In a statement issued by Rose’s lawyer and Dowd’s lawyer, the parties say they agreed “based on mutual consideration, to the dismissal with prejudice of Mr. Rose’s lawsuit against Mr. Dowd.” They say they can’t comment further.

Dowd, of course, is the man who conducted the investigation into Rose’s gambling which resulted in the Hit King being placed on baseball’s permanently ineligible list back in 1989. The two have sparred through the media sporadically over the years, with Rose disputing Dowd’s findings despite agreeing to his ban back in 1989. Rose has changed his story about his gambling many times, usually when he had an opportunity to either make money off of it, like when he wrote his autobiography, or when he sought, unsuccessfully, to be reinstated to baseball. Dowd has stood by his report ever since it was released.

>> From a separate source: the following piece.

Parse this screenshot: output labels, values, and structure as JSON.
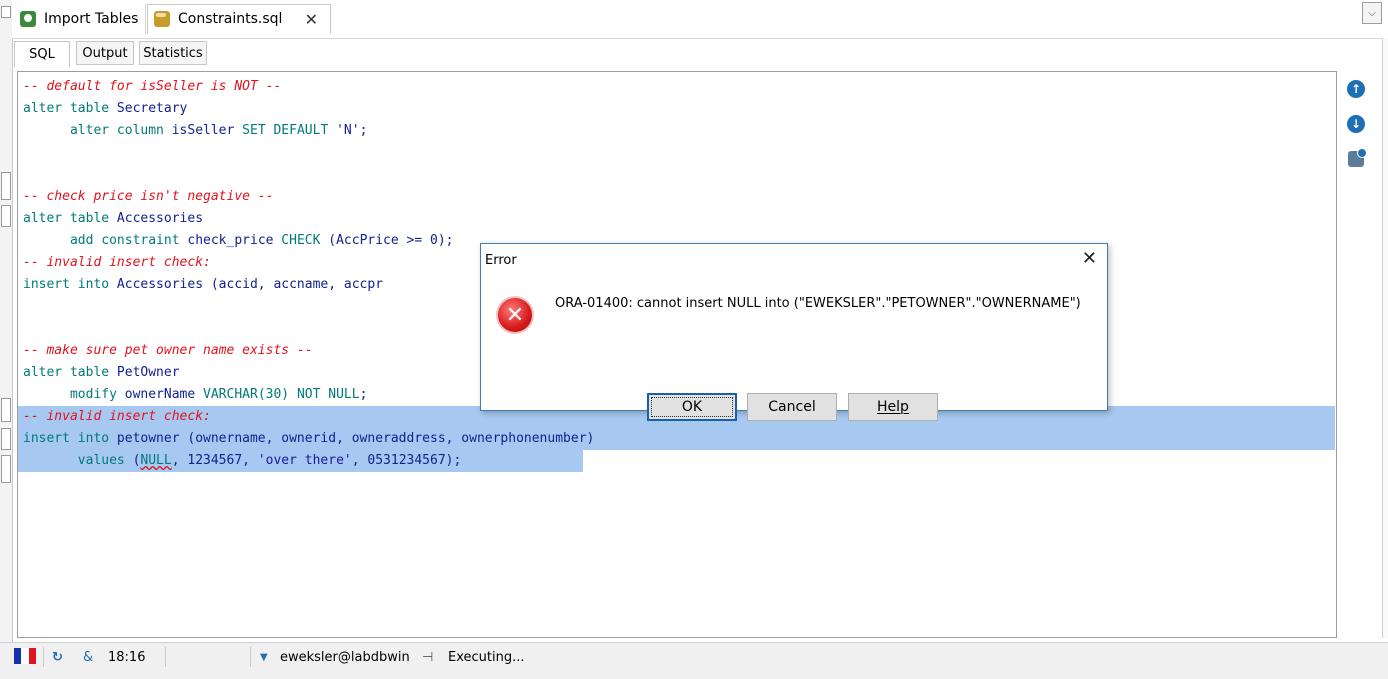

In the wake of Dowd’s radio comments in 2015, a woman came forward to say that she and Rose had a sexual relationship when she was under the age of 16, seemingly confirming Dowd’s assertion and forming the basis for a strong defense of Rose’s claims (truth is a total defense to a defamation claim). They seem now, however, to have buried the hatchet. Or at least buried the litigation.

That leaves Dowd more free time to defend his latest client, President Trump. And Rose more time to do whatever it is Pete Rose does with his time.